Garbage Collection Representations

I've written an overview of the different representations used in garbage collection based on my readings and the great explanations Andreas provided in another thread.

I'm certainly going to make good use of this information, and hopefully it will be useful to someone else too. I'd appreciate any corrections!

[Edit: I also describe another pointer tagging scheme that I haven't come across in the literature. If anyone has seem something similar, or you think it's unworkable in practice, I'd love to hear about it!]

Comment viewing options

Select your preferred way to display the comments and click "Save settings" to activate your changes.

GHC Pointer tagging

You may want to look at pointer tagging that was recently added to GHC albeit not for the purposes of GC.
http://research.microsoft.com/~simonpj/papers/ptr-tag/index.htm

They describe the

They describe the constructor inlining optimization I discuss and provide some hard numbers as to how applicable it is. It's less applicable given unboxed integers, but still interesting to see that >95% of constructors can be represented with an inlined form of some kind. Thanks!

Garbage collecting code?

What representations are used for code? I can imagine a sort of "function layout" structure which simply lists all functions a given function calls. Are there more compact representations the GC can use?

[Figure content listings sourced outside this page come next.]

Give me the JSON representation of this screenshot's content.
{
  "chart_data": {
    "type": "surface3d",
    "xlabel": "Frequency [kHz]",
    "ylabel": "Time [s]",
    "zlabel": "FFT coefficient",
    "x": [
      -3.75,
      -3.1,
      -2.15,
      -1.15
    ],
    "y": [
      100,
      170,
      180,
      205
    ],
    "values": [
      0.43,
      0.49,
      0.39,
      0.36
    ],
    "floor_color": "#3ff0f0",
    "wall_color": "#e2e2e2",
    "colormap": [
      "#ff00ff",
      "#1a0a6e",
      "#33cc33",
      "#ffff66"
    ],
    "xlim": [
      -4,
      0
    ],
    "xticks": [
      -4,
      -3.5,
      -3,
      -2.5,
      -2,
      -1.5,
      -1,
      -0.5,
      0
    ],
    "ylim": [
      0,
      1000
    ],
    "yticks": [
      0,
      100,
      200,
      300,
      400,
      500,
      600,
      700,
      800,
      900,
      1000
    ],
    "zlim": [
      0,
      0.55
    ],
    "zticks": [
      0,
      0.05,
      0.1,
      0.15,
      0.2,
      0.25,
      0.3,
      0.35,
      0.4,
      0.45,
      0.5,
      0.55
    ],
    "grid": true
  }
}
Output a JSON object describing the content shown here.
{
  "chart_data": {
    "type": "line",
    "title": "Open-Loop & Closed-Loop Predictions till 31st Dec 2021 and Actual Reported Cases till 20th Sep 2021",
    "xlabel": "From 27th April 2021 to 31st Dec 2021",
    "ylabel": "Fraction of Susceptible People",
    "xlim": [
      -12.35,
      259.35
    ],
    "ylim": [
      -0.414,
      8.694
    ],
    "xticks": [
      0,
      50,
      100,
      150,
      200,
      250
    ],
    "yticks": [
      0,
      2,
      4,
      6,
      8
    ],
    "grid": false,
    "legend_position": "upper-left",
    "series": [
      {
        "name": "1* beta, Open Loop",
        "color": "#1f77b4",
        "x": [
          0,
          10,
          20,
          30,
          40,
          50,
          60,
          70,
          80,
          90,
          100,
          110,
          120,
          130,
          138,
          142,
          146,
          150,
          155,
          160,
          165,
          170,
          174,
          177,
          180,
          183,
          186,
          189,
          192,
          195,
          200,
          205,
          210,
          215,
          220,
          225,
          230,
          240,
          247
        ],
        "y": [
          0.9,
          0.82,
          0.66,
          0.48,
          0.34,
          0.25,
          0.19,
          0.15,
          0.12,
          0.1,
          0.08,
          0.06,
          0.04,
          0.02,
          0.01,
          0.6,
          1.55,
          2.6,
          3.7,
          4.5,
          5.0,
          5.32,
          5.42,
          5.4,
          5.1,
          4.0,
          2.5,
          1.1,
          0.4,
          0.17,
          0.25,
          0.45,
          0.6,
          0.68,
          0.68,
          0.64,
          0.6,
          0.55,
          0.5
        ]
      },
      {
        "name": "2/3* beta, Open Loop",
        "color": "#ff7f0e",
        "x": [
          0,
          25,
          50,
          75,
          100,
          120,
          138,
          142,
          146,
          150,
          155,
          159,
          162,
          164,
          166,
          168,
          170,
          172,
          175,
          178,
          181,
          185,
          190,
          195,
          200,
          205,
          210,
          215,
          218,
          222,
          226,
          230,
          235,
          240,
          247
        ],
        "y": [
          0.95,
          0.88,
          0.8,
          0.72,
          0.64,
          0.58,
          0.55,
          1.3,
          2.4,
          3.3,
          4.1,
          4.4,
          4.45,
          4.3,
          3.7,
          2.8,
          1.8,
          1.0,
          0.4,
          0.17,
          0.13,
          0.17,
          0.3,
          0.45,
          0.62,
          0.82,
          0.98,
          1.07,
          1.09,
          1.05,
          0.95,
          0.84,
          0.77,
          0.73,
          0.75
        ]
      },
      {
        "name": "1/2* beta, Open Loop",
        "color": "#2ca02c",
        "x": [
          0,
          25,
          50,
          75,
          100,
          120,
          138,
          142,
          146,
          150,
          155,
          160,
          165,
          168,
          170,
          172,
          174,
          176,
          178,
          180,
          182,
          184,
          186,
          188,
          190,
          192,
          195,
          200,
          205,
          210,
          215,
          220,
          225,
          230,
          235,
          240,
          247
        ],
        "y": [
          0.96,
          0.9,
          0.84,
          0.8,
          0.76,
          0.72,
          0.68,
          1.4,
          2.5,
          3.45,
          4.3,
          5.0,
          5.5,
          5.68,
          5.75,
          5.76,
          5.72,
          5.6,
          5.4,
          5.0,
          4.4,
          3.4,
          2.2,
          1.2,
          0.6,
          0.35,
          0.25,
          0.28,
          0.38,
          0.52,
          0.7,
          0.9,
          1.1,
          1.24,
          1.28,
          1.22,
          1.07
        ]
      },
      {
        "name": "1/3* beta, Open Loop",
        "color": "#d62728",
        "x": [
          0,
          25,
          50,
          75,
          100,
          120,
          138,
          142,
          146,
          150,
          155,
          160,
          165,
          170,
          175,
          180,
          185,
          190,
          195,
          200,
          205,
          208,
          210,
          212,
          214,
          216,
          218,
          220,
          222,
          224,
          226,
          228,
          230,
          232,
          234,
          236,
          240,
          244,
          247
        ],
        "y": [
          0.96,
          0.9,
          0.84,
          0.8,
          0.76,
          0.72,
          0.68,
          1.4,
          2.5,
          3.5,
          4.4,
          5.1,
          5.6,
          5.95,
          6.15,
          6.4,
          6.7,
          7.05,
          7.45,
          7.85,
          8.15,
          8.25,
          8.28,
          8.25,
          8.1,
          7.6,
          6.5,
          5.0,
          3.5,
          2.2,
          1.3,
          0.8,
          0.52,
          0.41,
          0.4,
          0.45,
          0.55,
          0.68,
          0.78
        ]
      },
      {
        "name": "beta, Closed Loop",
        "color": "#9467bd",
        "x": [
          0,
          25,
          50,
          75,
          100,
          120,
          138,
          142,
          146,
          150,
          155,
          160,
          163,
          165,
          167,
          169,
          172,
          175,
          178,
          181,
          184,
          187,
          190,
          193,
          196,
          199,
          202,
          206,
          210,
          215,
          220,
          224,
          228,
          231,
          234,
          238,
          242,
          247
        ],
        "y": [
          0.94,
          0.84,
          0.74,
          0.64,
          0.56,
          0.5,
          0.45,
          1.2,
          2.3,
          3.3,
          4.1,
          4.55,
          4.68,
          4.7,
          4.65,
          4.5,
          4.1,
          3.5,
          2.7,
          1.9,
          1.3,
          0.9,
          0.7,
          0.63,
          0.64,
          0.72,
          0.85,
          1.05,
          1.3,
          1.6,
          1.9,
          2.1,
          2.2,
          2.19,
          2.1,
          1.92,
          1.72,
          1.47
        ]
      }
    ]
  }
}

You could probably parse the

You could probably parse the machine code to find the function calls. That would be pretty compact :).

Indeed, but not very

Indeed, but not very portable. I don't see how it can be done for a backend written in GNU Lightning, for instance.

What if you build a mask

What if you build a bitmask after generating the code that tells you where the pointers are? The algorithm could be: scan over the words in the code and whenever you find a word that looks like a pointer, check the next bit in the bitmask to see if it actually is.

Edit: Actually, I guess you'd need to worry about your code generator creating relative jumps...

Relative Jumps

I guess you'd need to worry about your code generator creating relative jumps...

Indeed. We used GNU Lightning for the native code jitter in Alice ML. Since native code lives on the heap and can be collected, all code needs to be address independent. Unfortunately, the Lightning API provides no guarantees about generating relative jumps, so that we had to hack around its API at several points (which is one of the reasons why we never ported the native jitter to another architecture).

Static calls

Since native code lives on the heap and can be collected, all code needs to be address independent.

By collected, you mean compacted/relocated, right? Also, do I understand your solution to be that you disallowed static jumps between code blocks and made sure all generated jumps within a code block were relative? Or did you mean that you disallowed relative jumps between code blocks so that all static jumps between blocks were easier to fixup during relocation?

Yes

By collected, you mean compacted/relocated, right?

Yes, all of that.

Also, do I understand your solution to be that you disallowed static jumps between code blocks and made sure all generated jumps within a code block were relative? Or did you mean that you disallowed relative jumps between code blocks so that all static jumps between blocks were easier to fixup during relocation?

The former. Jumps to other blocks are always indirect. (In fact, inter block jumps might even involve switching to a different code format. E.g., some functions might be jitted, some not.)

I was planning to use GNU

I was planning to use GNU lightning in a similar manner, ie. relocating functions. Have they addressed the problem of relative jumps? I had asked a similar question awhile ago, but never got an answer.

I don't know

For various reasons, we have long abandoned further development of the native code jitter, and I haven't looked at Lightning since. From what I can see from the project page, the last release was in 2004, so it seems to be rather dead, which is a pity. Despite its problems, it was quite useful, at least on x86 (the other backends used to be too buggy).

From what I can see from the

From what I can see from the project page, the last release was in 2004, so it seems to be rather dead

There's a branch with working x86-64 code, so there's still some work being done. It'd be nice if the Mono project could produce a semi-portable code generator, as they have very broad architecture support. I e-mailed one of the guys working on the Mono JIT at one point, but never received a reply.

Two new polymorphic representations

I discuss two new polymorphic representations in my latest post. The bitmask representation has been briefly discussed here before. I came across the 64-bit representation quite awhile ago, but simply forgot about it until today. Is anyone using the 64-bit representation?